#HandsOff my state capacity
No one appreciates my humor

No one appreciates my humor
I attended the Saturday protests with my partner and our one-year-old daughter. She has now attended two protests, a budding responsible citizen. The energy in our city was palpable. As we approached the roundabout where the protest was held, many older people were exiting cars wearing American flag bandanas and homemade signs.
My phone battery was low so I left it on the charger and sadly missed some serious Kodak moments: little old ladies in folding chairs holding "I love my social security" signs, someone with a sign about a "muskrat" which took me entirely too long to understand, and my favorite, a quiet woman avoiding eye contact and holding a sign that read "it's so bad, the introverts are here."
I carried a sign that said "Wake up Congress," though if I had realized it was a "hands off" protest, I would have written "Hands off my state capacity," a message which I imagine virtually no one would have appreciated, even in this well-educated city. But the truth is that many of the losses we are mourning are losses not just in the social safety net, as I discussed yesterday, but losses in state capacity (such as at the Department of Health and Human Services).
As we left the protest we trailed behind a young woman in combat boots, pants that covered her entire leg, a long-sleeve jacket, a mask and a hat. She had attended the protest anonymously. I knew in the pit of my stomach that she was the wise one, concealing her identity rather than posting on her blog about her participation. She is the one who sees what is coming. Who knows what consequences we will bear in the future for having expressed ourselves today?

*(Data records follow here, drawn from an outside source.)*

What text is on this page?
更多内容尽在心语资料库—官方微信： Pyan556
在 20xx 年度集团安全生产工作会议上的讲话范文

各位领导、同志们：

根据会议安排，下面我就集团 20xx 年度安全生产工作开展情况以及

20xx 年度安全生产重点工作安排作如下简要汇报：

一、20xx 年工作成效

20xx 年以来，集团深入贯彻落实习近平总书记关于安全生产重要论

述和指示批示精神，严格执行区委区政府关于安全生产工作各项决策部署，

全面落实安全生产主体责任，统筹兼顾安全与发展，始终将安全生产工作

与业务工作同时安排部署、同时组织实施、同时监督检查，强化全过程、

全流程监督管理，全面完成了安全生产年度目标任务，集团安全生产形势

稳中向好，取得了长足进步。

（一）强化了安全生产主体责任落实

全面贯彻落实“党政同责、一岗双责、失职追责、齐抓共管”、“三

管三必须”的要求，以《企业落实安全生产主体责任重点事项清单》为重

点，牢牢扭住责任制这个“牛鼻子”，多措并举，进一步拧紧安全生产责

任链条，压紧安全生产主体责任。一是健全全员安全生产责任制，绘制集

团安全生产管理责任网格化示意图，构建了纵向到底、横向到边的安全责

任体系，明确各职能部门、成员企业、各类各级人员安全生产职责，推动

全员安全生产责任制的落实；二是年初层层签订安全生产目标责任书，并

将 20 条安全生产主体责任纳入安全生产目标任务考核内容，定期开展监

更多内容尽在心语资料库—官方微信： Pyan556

The important thing is to act. Many years ago, around 2006, I took a class on special interests with the scholar Diane Heith. After a relatively depressing semester of learning about the power of money in politics, she concluded the course with one sentence: "Money is a powerful force in contemporary American politics. But there is one thing that trumps money, feet." She meant that there is nothing more powerful than a mobilized citizenry.
Move your feet, America. Or lose your democracy.